Me Faya Gabriel Kamano, bâtonnier par intérim, n’a pas caché sa consternation face à cette fin de non-recevoir. « Nous avons été surpris à notre arrivée quand on nous a dit que le ministre était là. Sa secrétaire nous a annoncés et nous a envoyé son conseiller, lesquels nous ont fait croire que le ministre allait nous recevoir, mais à condition qu’il reçoive ce rendez-vous. Nous lui avons dit que la situation était exceptionnelle», a relaté Me Kamano, visiblement indigné.
Pour les avocats, l’attitude du ministre Kaïraba Kaba est incompréhensible et injustifiable. « L’hypothèse selon laquelle il n’a pas été saisi ne tient pas. En tant que ministre des Droits de l’Homme, il doit faire de la situation des droits humains une préoccupation personnelle, car cela relève de ses attributions», a souligné Me Kamano.
Après de longues discussions, le conseiller est revenu avec une condition, la demande d’audience devait être formulée par écrit. Une exigence qui a été perçue comme une insulte de plus. «Les choses sont désormais claires. Le ministre de la Justice a du mépris pour le barreau. Il ne faut pas avoir peur des mots», a lâché le bâtonnier par intérim, visiblement outré.
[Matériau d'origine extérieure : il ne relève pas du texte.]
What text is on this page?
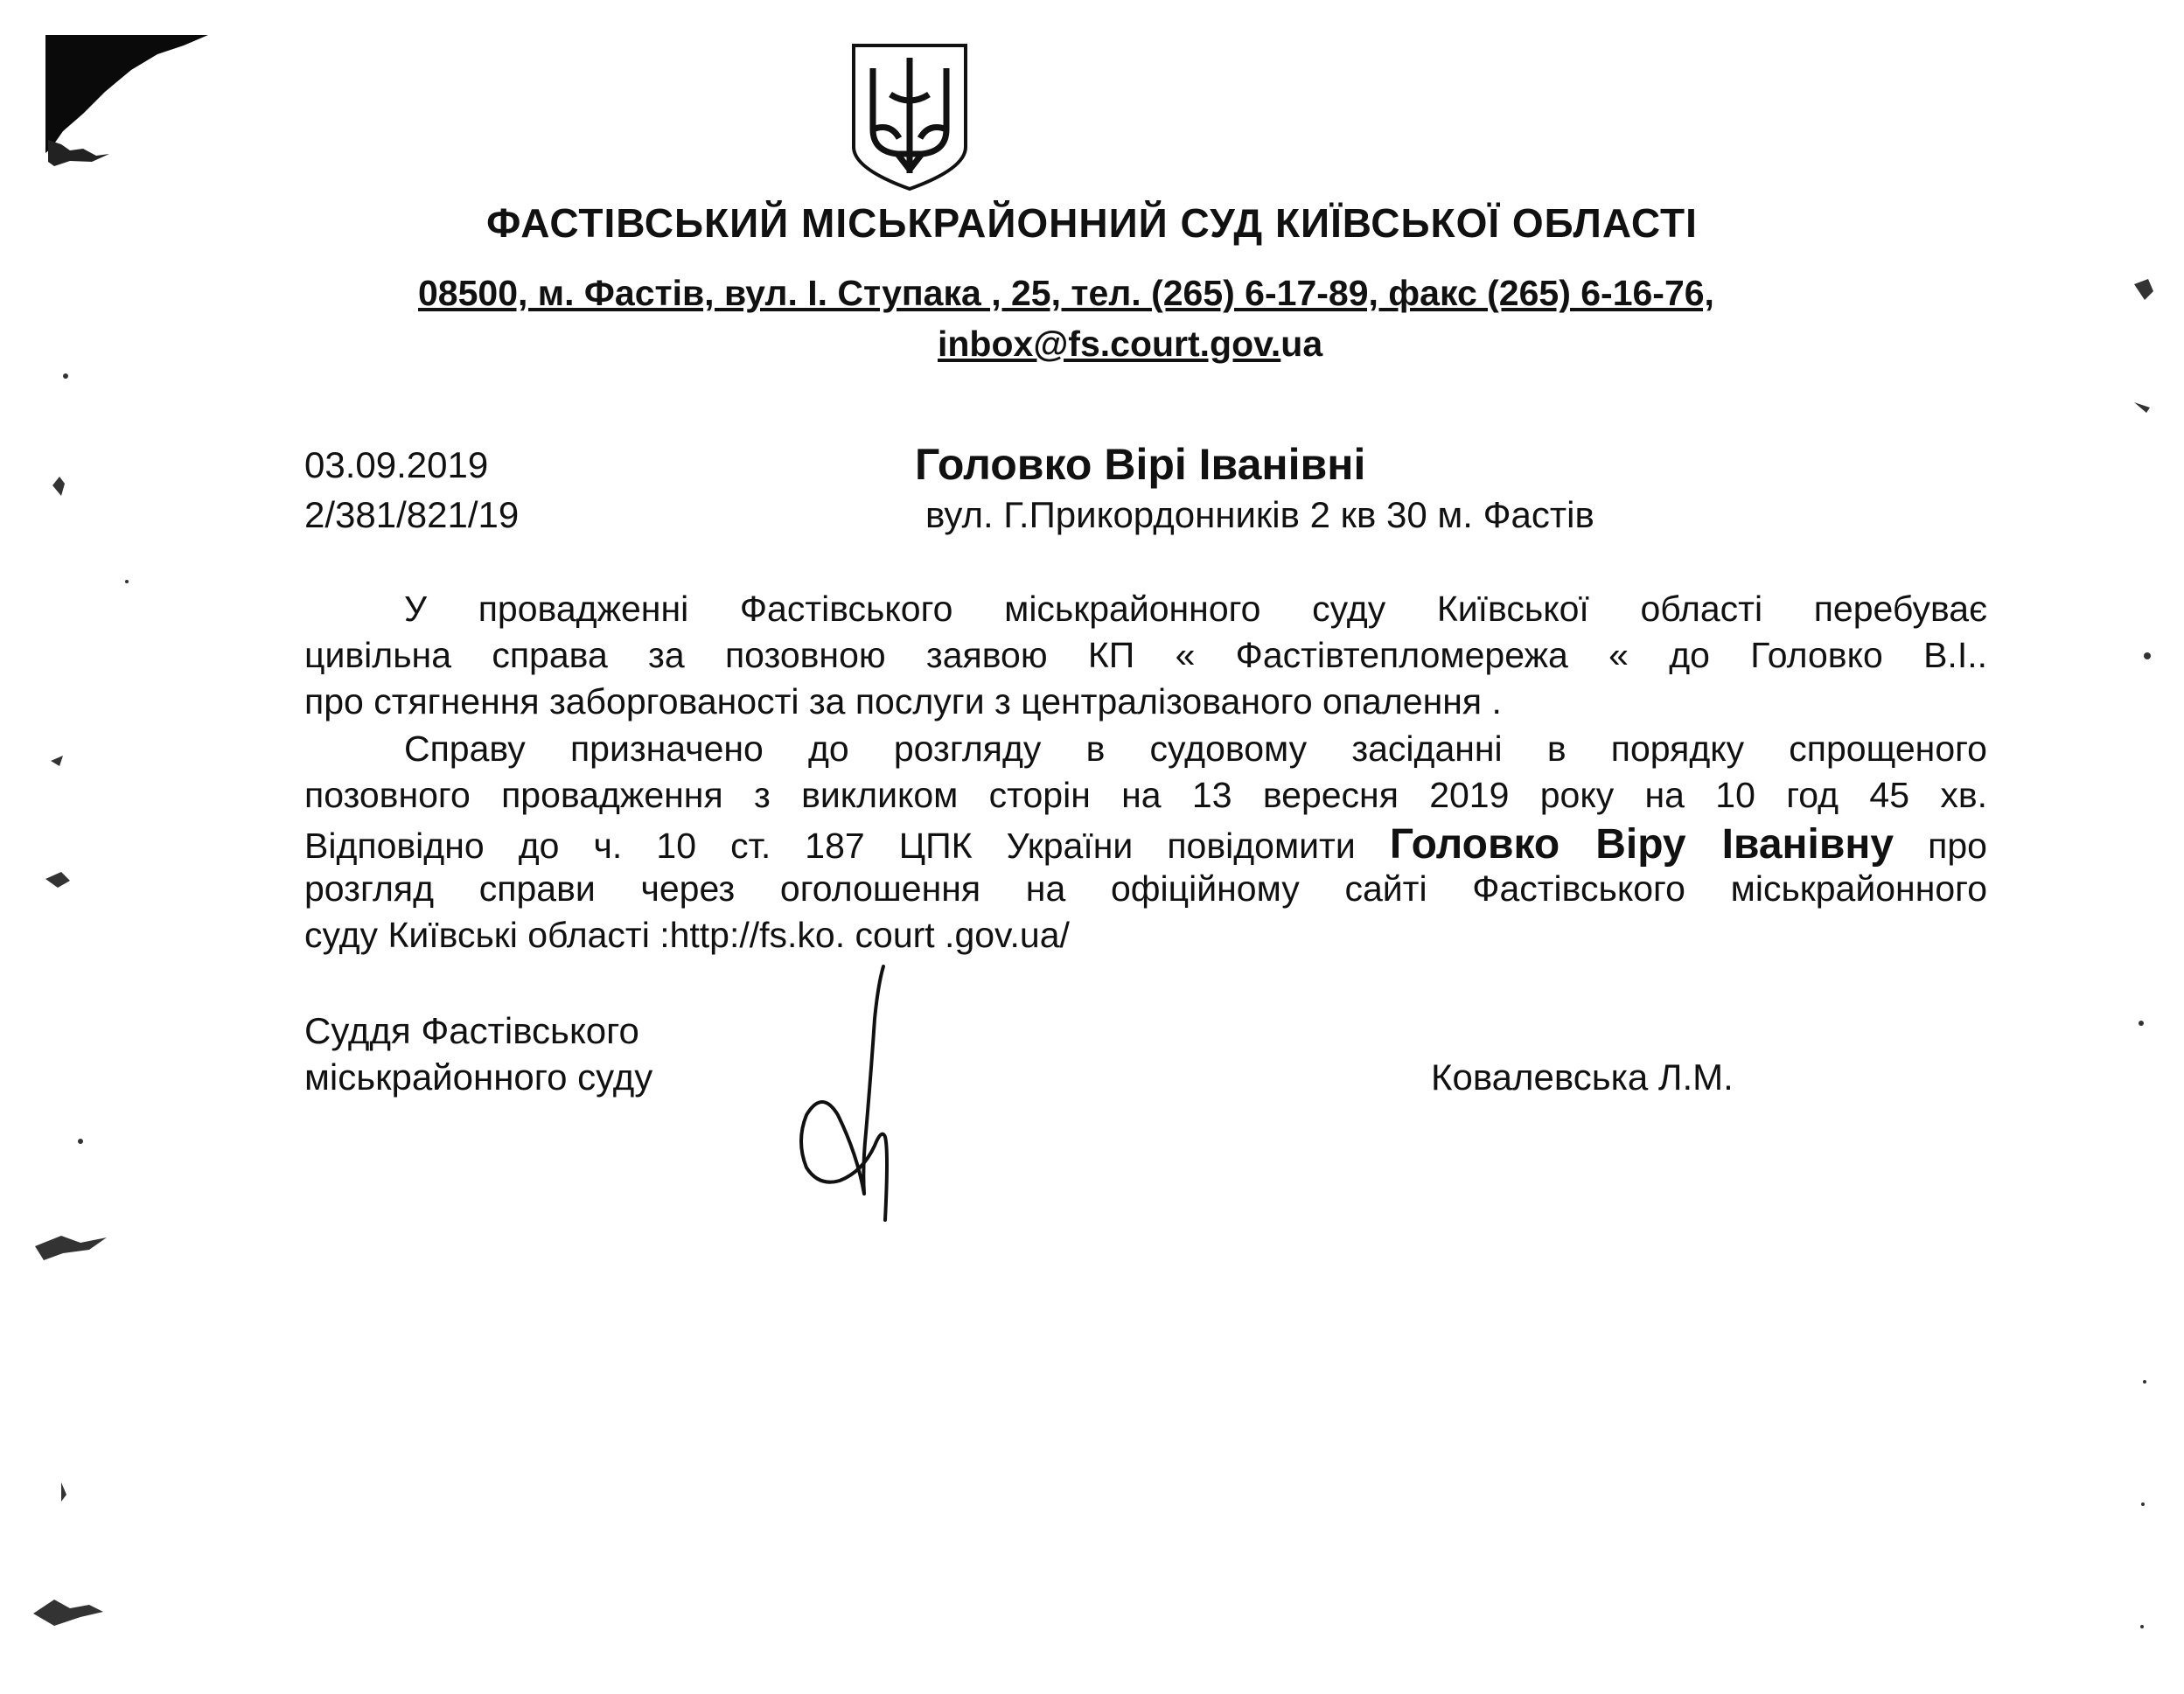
ФАСТІВСЬКИЙ МІСЬКРАЙОННИЙ СУД КИЇВСЬКОЇ ОБЛАСТІ
08500, м. Фастів, вул. І. Ступака , 25, тел. (265) 6-17-89, факс (265) 6-16-76,
inbox@fs.court.gov.ua
03.09.2019
2/381/821/19
Головко Вірі Іванівні
вул. Г.Прикордонників 2 кв 30 м. Фастів
У провадженні Фастівського міськрайонного суду Київської області перебуває
цивільна справа за позовною заявою КП « Фастівтепломережа « до Головко В.І..
про стягнення заборгованості за послуги з централізованого опалення .
Справу призначено до розгляду в судовому засіданні в порядку спрощеного
позовного провадження з викликом сторін на 13 вересня 2019 року на 10 год 45 хв.
Відповідно до ч. 10 ст. 187 ЦПК України повідомити Головко Віру Іванівну про
розгляд справи через оголошення на офіційному сайті Фастівського міськрайонного
суду Київські області :http://fs.ko. court .gov.ua/
Суддя Фастівського
міськрайонного суду	Ковалевська Л.М.
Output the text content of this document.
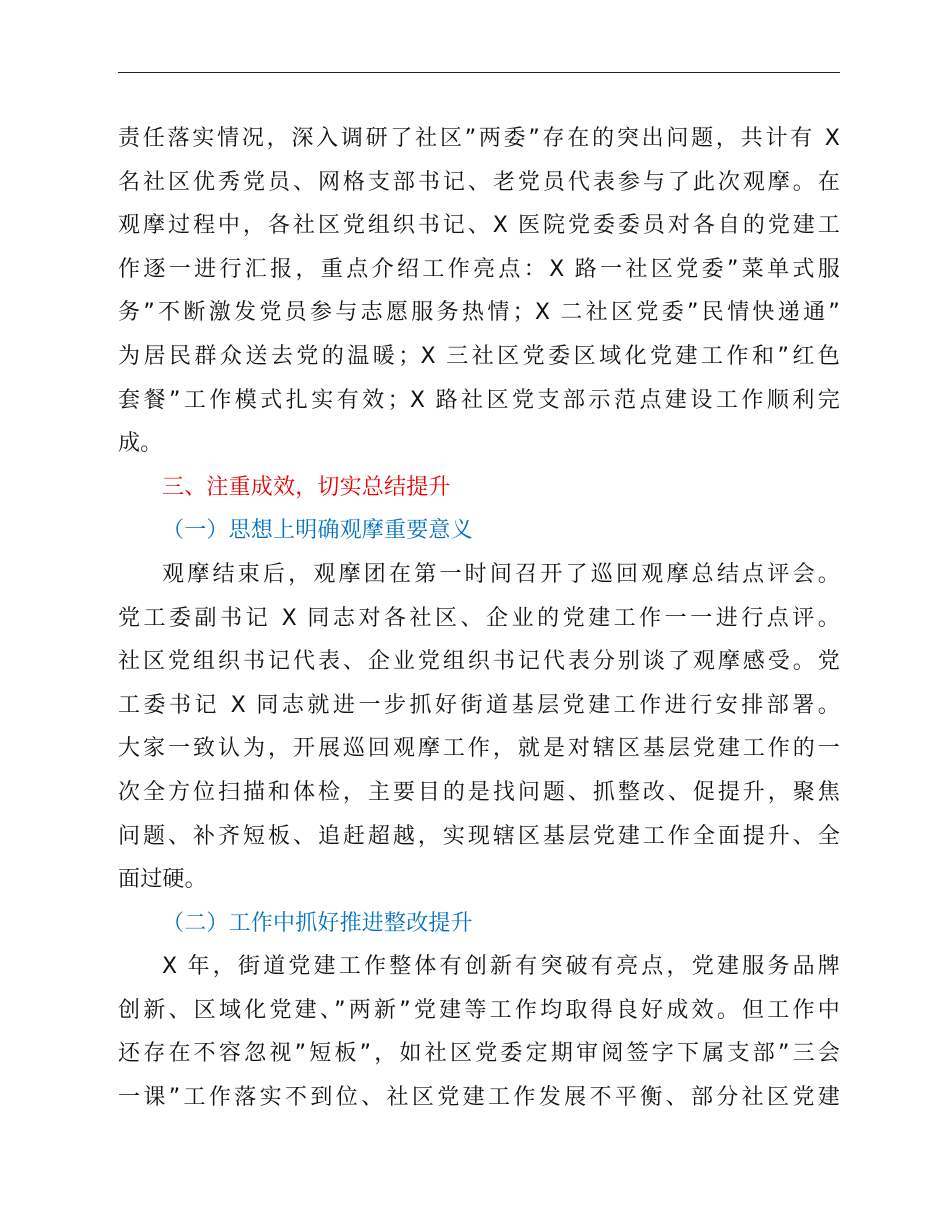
责任落实情况，深入调研了社区”两委”存在的突出问题，共计有 X
名社区优秀党员、网格支部书记、老党员代表参与了此次观摩。在
观摩过程中，各社区党组织书记、X 医院党委委员对各自的党建工
作逐一进行汇报，重点介绍工作亮点：X 路一社区党委”菜单式服
务”不断激发党员参与志愿服务热情；X 二社区党委”民情快递通”
为居民群众送去党的温暖；X 三社区党委区域化党建工作和”红色
套餐”工作模式扎实有效；X 路社区党支部示范点建设工作顺利完
成。
三、注重成效，切实总结提升
（一）思想上明确观摩重要意义
观摩结束后，观摩团在第一时间召开了巡回观摩总结点评会。
党工委副书记 X 同志对各社区、企业的党建工作一一进行点评。
社区党组织书记代表、企业党组织书记代表分别谈了观摩感受。党
工委书记 X 同志就进一步抓好街道基层党建工作进行安排部署。
大家一致认为，开展巡回观摩工作，就是对辖区基层党建工作的一
次全方位扫描和体检，主要目的是找问题、抓整改、促提升，聚焦
问题、补齐短板、追赶超越，实现辖区基层党建工作全面提升、全
面过硬。
（二）工作中抓好推进整改提升
X 年，街道党建工作整体有创新有突破有亮点，党建服务品牌
创新、区域化党建、”两新”党建等工作均取得良好成效。但工作中
还存在不容忽视”短板”，如社区党委定期审阅签字下属支部”三会
一课”工作落实不到位、社区党建工作发展不平衡、部分社区党建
Face à ce qu’ils considèrent comme une humiliation institutionnelle, les avocats entendent réagir fermement. «Nous tirerons les conséquences. Ce qui reste clair, c’est qu’en tant que garde de Sceaux, il a besoin du barreau pour le bon fonctionnement de la justice. Les résolutions que nous avons prises restent en vigueur», a prévenu Me Kamano.
Un ultimatum de deux semaines a été fixé. «Nous allons expérimenter ce délai. Au terme de ces deux semaines, nous convoquerons une nouvelle assemblée pour décider de la conduite à tenir. Nous ne sommes pas des politiciens, nous sommes des avocats», a-t-il insisté, tout en appelant à la retenue.
La délégation s’est également heurtée à un refus similaire de la part du Procureur général, accentuant le sentiment d’abandon chez les défenseurs de la justice. «Nous protestons contre la violation des droits de l’Homme. Nous prions chacun de rentrer tranquillement chez soi sans slogan. Nous sommes des intellectuels», a conclu Me Kamano dans un appel au calme.
Pour l’heure, les avocats maintiennent leur mobilisation silencieuse. Mais ils promettent une réaction vigoureuse si les autorités persistent dans leur indifférence. L’affaire du kidnapping de Me Mohamed Traoré, déjà explosive, pourrait ainsi basculer dans une dimension hautement politique, dans un contexte où l’indépendance de la justice reste plus que jamais au cœur des inquiétudes.